Mom’s son was a freshman at Tenafly High School. She went to see him play on the freshman baseball team. Mom sat in the bleachers. A wild throw by Tenafly’s second baseman hit her in the face during warm-ups.
Mom sued the Board of Education. Her complaint was that no raised-up fencing surrounded the field. Neither were there any signs warning about the dangers of baseballs flying into the stands. Mom claimed that the Board was therefore responsible for her injuries.
A trial judge threw the case out of court. Mom appealed. The appeals court agreed with the trial judge.
When you sue a public entity for personal injury, you generally have to prove more than just negligence. You have to prove that what the public entity did was “palpably unreasonable.” The judges said that mom failed to meet this higher standard.

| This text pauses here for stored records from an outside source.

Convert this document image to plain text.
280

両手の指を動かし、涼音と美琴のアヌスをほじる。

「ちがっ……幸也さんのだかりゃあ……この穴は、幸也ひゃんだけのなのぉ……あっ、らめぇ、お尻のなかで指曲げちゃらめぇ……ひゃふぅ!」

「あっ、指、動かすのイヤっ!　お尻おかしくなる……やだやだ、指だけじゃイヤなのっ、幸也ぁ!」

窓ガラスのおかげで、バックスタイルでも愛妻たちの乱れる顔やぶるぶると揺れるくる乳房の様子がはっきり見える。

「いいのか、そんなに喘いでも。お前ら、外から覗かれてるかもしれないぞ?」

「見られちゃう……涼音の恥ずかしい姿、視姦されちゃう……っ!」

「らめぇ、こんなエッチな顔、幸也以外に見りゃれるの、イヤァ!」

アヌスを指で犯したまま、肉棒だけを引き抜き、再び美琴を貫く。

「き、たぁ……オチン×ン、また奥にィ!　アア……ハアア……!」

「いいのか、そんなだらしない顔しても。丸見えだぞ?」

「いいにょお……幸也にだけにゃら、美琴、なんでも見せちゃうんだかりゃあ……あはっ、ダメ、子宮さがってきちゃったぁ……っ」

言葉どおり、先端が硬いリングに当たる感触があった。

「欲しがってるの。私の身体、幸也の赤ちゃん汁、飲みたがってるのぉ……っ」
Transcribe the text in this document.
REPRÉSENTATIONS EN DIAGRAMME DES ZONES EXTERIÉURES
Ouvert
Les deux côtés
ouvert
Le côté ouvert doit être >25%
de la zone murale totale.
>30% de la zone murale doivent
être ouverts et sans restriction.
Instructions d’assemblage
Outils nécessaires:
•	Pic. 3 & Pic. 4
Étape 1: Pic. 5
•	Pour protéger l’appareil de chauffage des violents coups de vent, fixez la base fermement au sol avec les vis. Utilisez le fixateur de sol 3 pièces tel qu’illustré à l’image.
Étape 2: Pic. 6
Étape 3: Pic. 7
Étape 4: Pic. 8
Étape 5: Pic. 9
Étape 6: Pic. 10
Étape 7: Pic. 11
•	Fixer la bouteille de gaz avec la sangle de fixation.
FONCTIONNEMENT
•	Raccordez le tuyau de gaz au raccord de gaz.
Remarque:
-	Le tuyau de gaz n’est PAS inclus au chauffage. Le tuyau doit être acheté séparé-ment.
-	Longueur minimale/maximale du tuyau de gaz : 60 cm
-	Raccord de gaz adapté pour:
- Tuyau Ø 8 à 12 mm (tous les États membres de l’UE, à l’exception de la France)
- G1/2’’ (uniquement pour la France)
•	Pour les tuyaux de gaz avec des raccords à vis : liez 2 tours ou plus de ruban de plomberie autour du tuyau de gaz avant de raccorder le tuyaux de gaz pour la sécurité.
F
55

Mom’s lawyer hired an expert to prove that the field was dangerous. Problem was, the expert did not state a precise standard for when a ball field is legally dangerous. In other words, the expert did not say exactly what fencing problems make a ballfield unsafe.
BASEBALL CASE OFFERS LESSON FOR FUTURE SPORTS ACCIDENT VICTIMS
Had a different expert been hired, the case may have turned out differently. This highlights the importance of an accident victim choosing an experienced lawyer. One who will know whom to hire for an expert witness.